“Look at this place,” says a worker at a major Strip casino. “There’s nobody here. This is a Saturday night. In Vegas.” Indeed, while the place is not empty, it is rather lightly populated, with a lot of empty barstools, a lot of open tables at the restaurants, and, most worrisome to the local economy, a lot of free space at the gambling tables.

The teetotaling, clean-living Mitt Romney might seem like an unlikely candidate for saving the economy of a state best known for its casinos and whorehouses — the Luxor casino, cutting right to the chase, calls its in-house nightclub “Cathouse” — but there is a great deal of dissatisfaction simmering just below the surface along the Strip, where a number of rank-and-file service workers lamented the unions’ dominance of Las Vegas politics and placed the blame for the city’s straits squarely on the Democrats.
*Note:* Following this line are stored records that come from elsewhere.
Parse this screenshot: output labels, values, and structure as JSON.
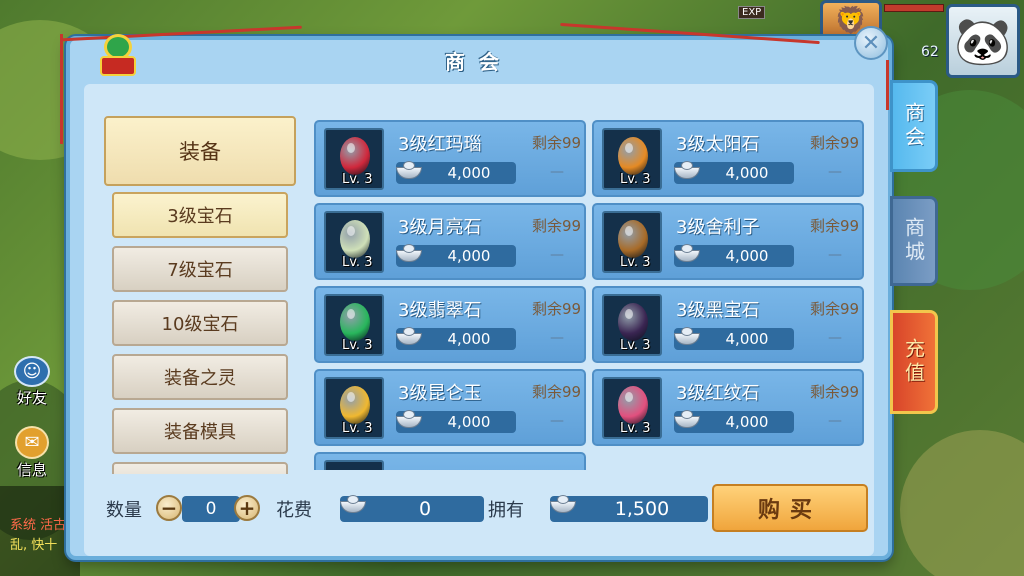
{
  "hud": {
    "exp_label": "EXP",
    "level": "62",
    "friend_label": "好友",
    "message_label": "信息",
    "chat_lines": [
      "系统 活古",
      "乱, 快十"
    ]
  },
  "panel": {
    "title": "商会",
    "close_icon": "close-icon"
  },
  "categories": {
    "main": "装备",
    "subs": [
      "3级宝石",
      "7级宝石",
      "10级宝石",
      "装备之灵",
      "装备模具",
      ""
    ],
    "active_index": 0
  },
  "items": [
    {
      "name": "3级红玛瑙",
      "level": "Lv. 3",
      "price": "4,000",
      "remain": "剩余99",
      "dash": "—",
      "gem_color": "#d0283c"
    },
    {
      "name": "3级太阳石",
      "level": "Lv. 3",
      "price": "4,000",
      "remain": "剩余99",
      "dash": "—",
      "gem_color": "#e58a24"
    },
    {
      "name": "3级月亮石",
      "level": "Lv. 3",
      "price": "4,000",
      "remain": "剩余99",
      "dash": "—",
      "gem_color": "#cfe0b8"
    },
    {
      "name": "3级舍利子",
      "level": "Lv. 3",
      "price": "4,000",
      "remain": "剩余99",
      "dash": "—",
      "gem_color": "#a86b28"
    },
    {
      "name": "3级翡翠石",
      "level": "Lv. 3",
      "price": "4,000",
      "remain": "剩余99",
      "dash": "—",
      "gem_color": "#28b65c"
    },
    {
      "name": "3级黑宝石",
      "level": "Lv. 3",
      "price": "4,000",
      "remain": "剩余99",
      "dash": "—",
      "gem_color": "#3a2552"
    },
    {
      "name": "3级昆仑玉",
      "level": "Lv. 3",
      "price": "4,000",
      "remain": "剩余99",
      "dash": "—",
      "gem_color": "#f0b830"
    },
    {
      "name": "3级红纹石",
      "level": "Lv. 3",
      "price": "4,000",
      "remain": "剩余99",
      "dash": "—",
      "gem_color": "#e2507e"
    }
  ],
  "bottom": {
    "qty_label": "数量",
    "qty_value": "0",
    "cost_label": "花费",
    "cost_value": "0",
    "own_label": "拥有",
    "own_value": "1,500",
    "buy_label": "购买",
    "minus_icon": "minus-icon",
    "plus_icon": "plus-icon"
  },
  "tabs": {
    "shanghui": "商会",
    "shangcheng": "商城",
    "chongzhi": "充值",
    "active": "shanghui"
  }
}
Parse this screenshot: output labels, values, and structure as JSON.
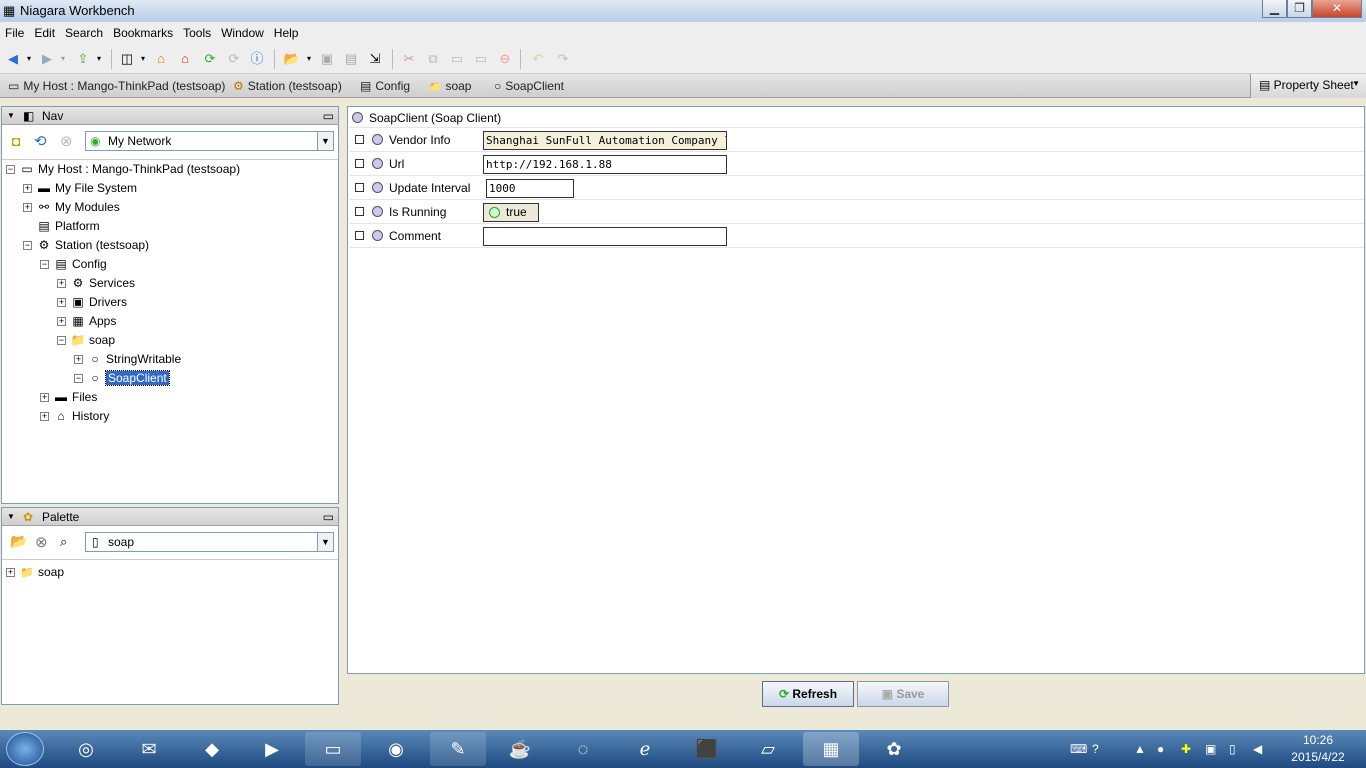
{
  "window": {
    "title": "Niagara Workbench",
    "min": "▁",
    "max": "❐",
    "close": "✕"
  },
  "menu": [
    "File",
    "Edit",
    "Search",
    "Bookmarks",
    "Tools",
    "Window",
    "Help"
  ],
  "locbar": {
    "crumbs": [
      {
        "icon": "host-icon",
        "glyph": "▭",
        "label": "My Host : Mango-ThinkPad (testsoap)"
      },
      {
        "icon": "station-icon",
        "glyph": "⚙",
        "label": "Station (testsoap)"
      },
      {
        "icon": "config-icon",
        "glyph": "▤",
        "label": "Config"
      },
      {
        "icon": "folder-icon",
        "glyph": "📁",
        "label": "soap"
      },
      {
        "icon": "component-icon",
        "glyph": "○",
        "label": "SoapClient"
      }
    ],
    "view_selector": "Property Sheet"
  },
  "nav": {
    "title": "Nav",
    "network_combo": "My Network",
    "tree": [
      {
        "label": "My Host : Mango-ThinkPad (testsoap)",
        "depth": 0,
        "exp": "−",
        "glyph": "▭"
      },
      {
        "label": "My File System",
        "depth": 1,
        "exp": "+",
        "glyph": "▬"
      },
      {
        "label": "My Modules",
        "depth": 1,
        "exp": "+",
        "glyph": "⚯"
      },
      {
        "label": "Platform",
        "depth": 1,
        "exp": "",
        "glyph": "▤"
      },
      {
        "label": "Station (testsoap)",
        "depth": 1,
        "exp": "−",
        "glyph": "⚙"
      },
      {
        "label": "Config",
        "depth": 2,
        "exp": "−",
        "glyph": "▤"
      },
      {
        "label": "Services",
        "depth": 3,
        "exp": "+",
        "glyph": "⚙"
      },
      {
        "label": "Drivers",
        "depth": 3,
        "exp": "+",
        "glyph": "▣"
      },
      {
        "label": "Apps",
        "depth": 3,
        "exp": "+",
        "glyph": "▦"
      },
      {
        "label": "soap",
        "depth": 3,
        "exp": "−",
        "glyph": "📁"
      },
      {
        "label": "StringWritable",
        "depth": 4,
        "exp": "+",
        "glyph": "○"
      },
      {
        "label": "SoapClient",
        "depth": 4,
        "exp": "−",
        "glyph": "○",
        "selected": true
      },
      {
        "label": "Files",
        "depth": 2,
        "exp": "+",
        "glyph": "▬"
      },
      {
        "label": "History",
        "depth": 2,
        "exp": "+",
        "glyph": "⌂"
      }
    ]
  },
  "palette": {
    "title": "Palette",
    "combo": "soap",
    "tree": [
      {
        "label": "soap",
        "exp": "+",
        "glyph": "📁"
      }
    ]
  },
  "property_sheet": {
    "header": "SoapClient  (Soap Client)",
    "rows": [
      {
        "label": "Vendor Info",
        "value": "Shanghai SunFull Automation Company ltd.",
        "readonly": true
      },
      {
        "label": "Url",
        "value": "http://192.168.1.88",
        "readonly": false
      },
      {
        "label": "Update Interval",
        "value": "1000",
        "readonly": false
      },
      {
        "label": "Is Running",
        "value": "true",
        "readonly": true
      },
      {
        "label": "Comment",
        "value": "",
        "readonly": false
      }
    ]
  },
  "buttons": {
    "refresh": "Refresh",
    "save": "Save"
  },
  "taskbar": {
    "time": "10:26",
    "date": "2015/4/22"
  },
  "colors": {
    "selection": "#316ac5",
    "taskbar": "#1e4a80"
  }
}
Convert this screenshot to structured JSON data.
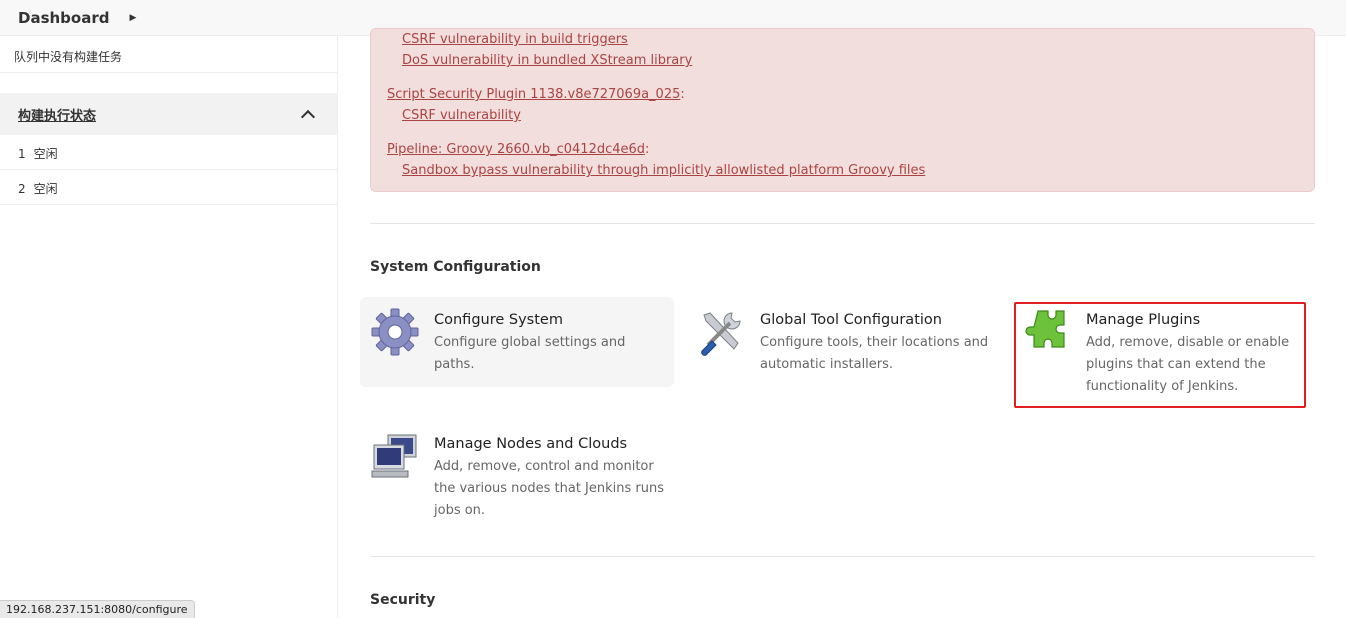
{
  "header": {
    "breadcrumb": "Dashboard"
  },
  "sidebar": {
    "queue_empty": "队列中没有构建任务",
    "executor_title": "构建执行状态",
    "executors": [
      {
        "num": "1",
        "status": "空闲"
      },
      {
        "num": "2",
        "status": "空闲"
      }
    ]
  },
  "status_bar": {
    "url": "192.168.237.151:8080/configure"
  },
  "alert": {
    "items": [
      {
        "sub": "CSRF vulnerability in build triggers"
      },
      {
        "sub": "DoS vulnerability in bundled XStream library"
      }
    ],
    "plugins": [
      {
        "name": "Script Security Plugin 1138.v8e727069a_025",
        "colon": ":",
        "issues": [
          "CSRF vulnerability"
        ]
      },
      {
        "name": "Pipeline: Groovy 2660.vb_c0412dc4e6d",
        "colon": ":",
        "issues": [
          "Sandbox bypass vulnerability through implicitly allowlisted platform Groovy files"
        ]
      }
    ]
  },
  "system_config": {
    "title": "System Configuration",
    "tiles": [
      {
        "title": "Configure System",
        "desc": "Configure global settings and paths.",
        "icon": "gear-icon"
      },
      {
        "title": "Global Tool Configuration",
        "desc": "Configure tools, their locations and automatic installers.",
        "icon": "tools-icon"
      },
      {
        "title": "Manage Plugins",
        "desc": "Add, remove, disable or enable plugins that can extend the functionality of Jenkins.",
        "icon": "puzzle-icon"
      },
      {
        "title": "Manage Nodes and Clouds",
        "desc": "Add, remove, control and monitor the various nodes that Jenkins runs jobs on.",
        "icon": "computers-icon"
      }
    ]
  },
  "security": {
    "title": "Security"
  },
  "colors": {
    "alert_bg": "#f3dede",
    "alert_link": "#a94442",
    "highlight": "#e02020"
  }
}
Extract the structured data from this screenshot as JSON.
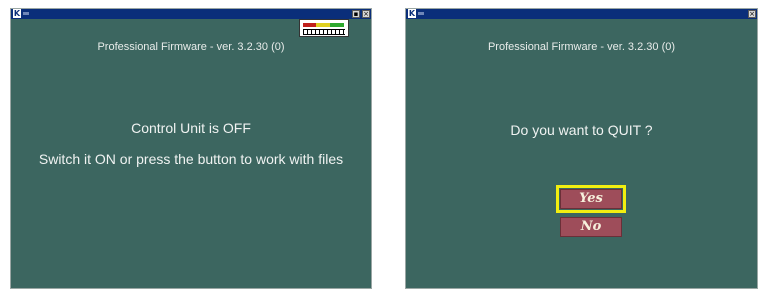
{
  "left_window": {
    "titlebar": {
      "app_icon": "k-icon",
      "buttons": [
        "minimize-icon",
        "close-icon"
      ]
    },
    "firmware": "Professional Firmware - ver. 3.2.30 (0)",
    "status_line1": "Control Unit is OFF",
    "status_line2": "Switch it ON or press the button to work with files",
    "meter": {
      "colors": [
        "#c0201c",
        "#e0d020",
        "#2ea82e"
      ]
    }
  },
  "right_window": {
    "titlebar": {
      "app_icon": "k-icon",
      "buttons": [
        "close-icon"
      ]
    },
    "firmware": "Professional Firmware - ver. 3.2.30 (0)",
    "question": "Do you want to QUIT ?",
    "yes_label": "Yes",
    "no_label": "No",
    "focused_button": "Yes",
    "colors": {
      "button": "#9e4d5a",
      "focus": "#f2ee10",
      "background": "#3c6660"
    }
  }
}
“Harry Reid — how the hell does he keep getting reelected?” asks one discontented casino worker. “I don’t know if Mitt Romney really has a plan for Nevada. But you know what? He doesn’t have to. He has a plan for the other 49 states, and that’s the plan for Las Vegas. People have to be earning money before they can come here to spend it. I want to see this floor full of employees — just not our employees. People need jobs. When they don’t have money, this is the first thing they cut back on.”

Or, as a local casino manager puts it: “Our business model presupposes disposable income.”